Your first point of contact is your broker, to see if his company will have any shares to distribute to their clients. Next, call the Investor Relations department of the company going public to find out if it is going to issue any shares directly to the public, and lastly, you can try contacting the underwriters of the stock and ask how they intend to distribute shares.
But even if you can get into the IPO, the real question you should really be asking yourself is, “Should I buy shares right away or wait?”
Sure, you could get really, really lucky and buy shares of an IPO that skyrocket the first day, sell the shares at the end of the day, and walk away with a pocketful of money. It does happen, but not normally to regular investors like you and me. Instead, we need to rely on old-fashioned gumshoe work, viewing the IPO issue as we would any other investment, and asking ourselves, Is this stock worthy of adding to my portfolio?
That means a bit of analysis, starting with the company’s financials.
- Is it profitable?
- Does its cash flow cover its outlays?
- Does it have substantial assets (especially cash) and reasonable debt, in case of a downturn in the economy, its sector, or the company itself?
If the financials look good, the next step is to examine the company’s products or services and determine if they meet a real, ongoing need. You can see that fairly easily by looking at its past growth and future projections, which should be included in the prospectus in the proforma financial statements.
And if the company passes your tests, and you buy the shares, you may want to wait a bit to buy in, even if you could procure shares on the first day of trading, as prices of IPOs often fall precipitously shortly after the stock debuts.
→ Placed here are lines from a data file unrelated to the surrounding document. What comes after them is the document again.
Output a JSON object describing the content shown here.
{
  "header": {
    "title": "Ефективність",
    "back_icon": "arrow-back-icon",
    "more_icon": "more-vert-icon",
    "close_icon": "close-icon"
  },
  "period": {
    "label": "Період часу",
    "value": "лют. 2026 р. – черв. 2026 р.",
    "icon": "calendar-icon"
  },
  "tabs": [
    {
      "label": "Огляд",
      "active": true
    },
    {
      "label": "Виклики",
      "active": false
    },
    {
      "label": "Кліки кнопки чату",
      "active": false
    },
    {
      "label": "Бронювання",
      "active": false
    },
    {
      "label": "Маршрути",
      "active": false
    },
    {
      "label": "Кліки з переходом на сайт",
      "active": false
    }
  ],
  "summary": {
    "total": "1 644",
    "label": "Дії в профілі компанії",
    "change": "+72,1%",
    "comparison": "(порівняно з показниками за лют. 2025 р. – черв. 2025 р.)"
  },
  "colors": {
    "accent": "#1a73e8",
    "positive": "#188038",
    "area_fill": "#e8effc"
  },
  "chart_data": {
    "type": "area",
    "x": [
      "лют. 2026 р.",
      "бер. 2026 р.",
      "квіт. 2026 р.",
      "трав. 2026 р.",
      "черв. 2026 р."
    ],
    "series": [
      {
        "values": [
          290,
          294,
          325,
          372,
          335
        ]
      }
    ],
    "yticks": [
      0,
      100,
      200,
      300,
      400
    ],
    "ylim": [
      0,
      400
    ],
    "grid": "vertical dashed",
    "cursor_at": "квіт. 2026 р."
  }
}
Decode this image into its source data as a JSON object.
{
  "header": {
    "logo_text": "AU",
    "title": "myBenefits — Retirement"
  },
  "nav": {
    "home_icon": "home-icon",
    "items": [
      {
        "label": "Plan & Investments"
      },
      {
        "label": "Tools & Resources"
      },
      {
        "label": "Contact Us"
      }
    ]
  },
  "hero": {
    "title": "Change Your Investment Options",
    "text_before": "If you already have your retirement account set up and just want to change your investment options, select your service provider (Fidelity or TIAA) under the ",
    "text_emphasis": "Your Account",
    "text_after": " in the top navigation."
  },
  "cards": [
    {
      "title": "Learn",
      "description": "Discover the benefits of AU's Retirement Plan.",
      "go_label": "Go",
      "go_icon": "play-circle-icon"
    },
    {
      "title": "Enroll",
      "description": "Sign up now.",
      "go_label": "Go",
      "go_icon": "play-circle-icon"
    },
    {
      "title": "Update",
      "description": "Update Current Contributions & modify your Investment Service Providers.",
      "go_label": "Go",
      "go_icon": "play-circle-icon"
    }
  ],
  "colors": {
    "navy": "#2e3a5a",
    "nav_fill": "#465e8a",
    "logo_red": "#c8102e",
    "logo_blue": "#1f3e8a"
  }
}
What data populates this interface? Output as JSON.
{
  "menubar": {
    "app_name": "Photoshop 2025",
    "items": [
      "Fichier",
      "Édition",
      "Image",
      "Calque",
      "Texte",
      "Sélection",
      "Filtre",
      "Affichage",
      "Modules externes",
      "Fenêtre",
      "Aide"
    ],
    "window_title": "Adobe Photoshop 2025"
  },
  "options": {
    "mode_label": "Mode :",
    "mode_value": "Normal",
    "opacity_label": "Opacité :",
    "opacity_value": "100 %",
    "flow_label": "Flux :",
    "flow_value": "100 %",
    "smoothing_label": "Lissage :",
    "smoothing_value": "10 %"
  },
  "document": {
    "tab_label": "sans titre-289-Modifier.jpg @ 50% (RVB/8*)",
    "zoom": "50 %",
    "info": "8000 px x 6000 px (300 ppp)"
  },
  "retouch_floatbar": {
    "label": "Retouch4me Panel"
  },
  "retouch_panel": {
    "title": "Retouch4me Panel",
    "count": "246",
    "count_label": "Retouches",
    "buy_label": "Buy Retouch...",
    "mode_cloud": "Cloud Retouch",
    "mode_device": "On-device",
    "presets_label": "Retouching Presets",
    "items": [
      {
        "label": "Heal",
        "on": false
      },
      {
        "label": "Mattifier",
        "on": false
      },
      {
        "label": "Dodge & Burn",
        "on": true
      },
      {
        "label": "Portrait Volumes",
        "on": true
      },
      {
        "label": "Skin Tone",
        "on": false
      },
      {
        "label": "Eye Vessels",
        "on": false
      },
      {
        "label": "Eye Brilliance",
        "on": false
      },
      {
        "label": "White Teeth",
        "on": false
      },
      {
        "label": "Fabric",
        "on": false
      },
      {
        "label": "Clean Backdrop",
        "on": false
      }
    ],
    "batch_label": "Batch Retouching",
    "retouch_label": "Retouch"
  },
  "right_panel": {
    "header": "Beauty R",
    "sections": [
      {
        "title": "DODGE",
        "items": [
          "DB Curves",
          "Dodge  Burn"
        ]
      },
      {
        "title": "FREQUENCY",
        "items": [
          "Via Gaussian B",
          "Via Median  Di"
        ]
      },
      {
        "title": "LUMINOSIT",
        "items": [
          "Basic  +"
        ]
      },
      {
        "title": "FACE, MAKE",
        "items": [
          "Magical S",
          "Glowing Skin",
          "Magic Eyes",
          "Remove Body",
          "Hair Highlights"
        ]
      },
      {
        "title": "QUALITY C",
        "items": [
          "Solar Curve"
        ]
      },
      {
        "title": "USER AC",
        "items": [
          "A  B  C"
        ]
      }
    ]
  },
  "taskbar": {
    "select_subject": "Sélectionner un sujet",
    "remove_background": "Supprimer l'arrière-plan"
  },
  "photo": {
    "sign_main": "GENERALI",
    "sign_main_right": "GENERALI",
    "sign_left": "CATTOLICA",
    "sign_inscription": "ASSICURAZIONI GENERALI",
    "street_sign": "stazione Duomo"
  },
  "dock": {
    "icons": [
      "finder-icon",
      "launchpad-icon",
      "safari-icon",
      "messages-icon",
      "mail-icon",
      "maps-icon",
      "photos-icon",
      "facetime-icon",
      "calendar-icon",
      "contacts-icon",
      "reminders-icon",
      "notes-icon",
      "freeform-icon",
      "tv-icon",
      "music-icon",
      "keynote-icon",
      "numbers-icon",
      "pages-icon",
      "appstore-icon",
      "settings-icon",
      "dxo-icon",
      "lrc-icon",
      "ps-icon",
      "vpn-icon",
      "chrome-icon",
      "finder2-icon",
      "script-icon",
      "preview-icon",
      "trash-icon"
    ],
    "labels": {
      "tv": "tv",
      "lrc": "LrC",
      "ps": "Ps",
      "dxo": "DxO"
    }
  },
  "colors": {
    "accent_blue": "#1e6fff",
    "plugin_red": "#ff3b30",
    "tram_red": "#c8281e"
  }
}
And many continue to decline.
On average, IPO (according to Barron’s research) can underperform up to 2 ½ years after their initial pricing.
But as the data shows, there have certainly been plenty of winners in the IPO market. Still, investors must tread carefully. Evaluations for IPOs look a bit lofty to me these days. And there are a slew of highly-touted ones on tap, including high-end exercise equipment maker Peloton, Airbnb, shared office space The We Company, and food delivery business Postmates.
But before you jump into them, remember that the key to successful investing is buying the right stocks at the right price, fundamentally strong companies that have the ability, strategy, and good management to continue growing over the long-term.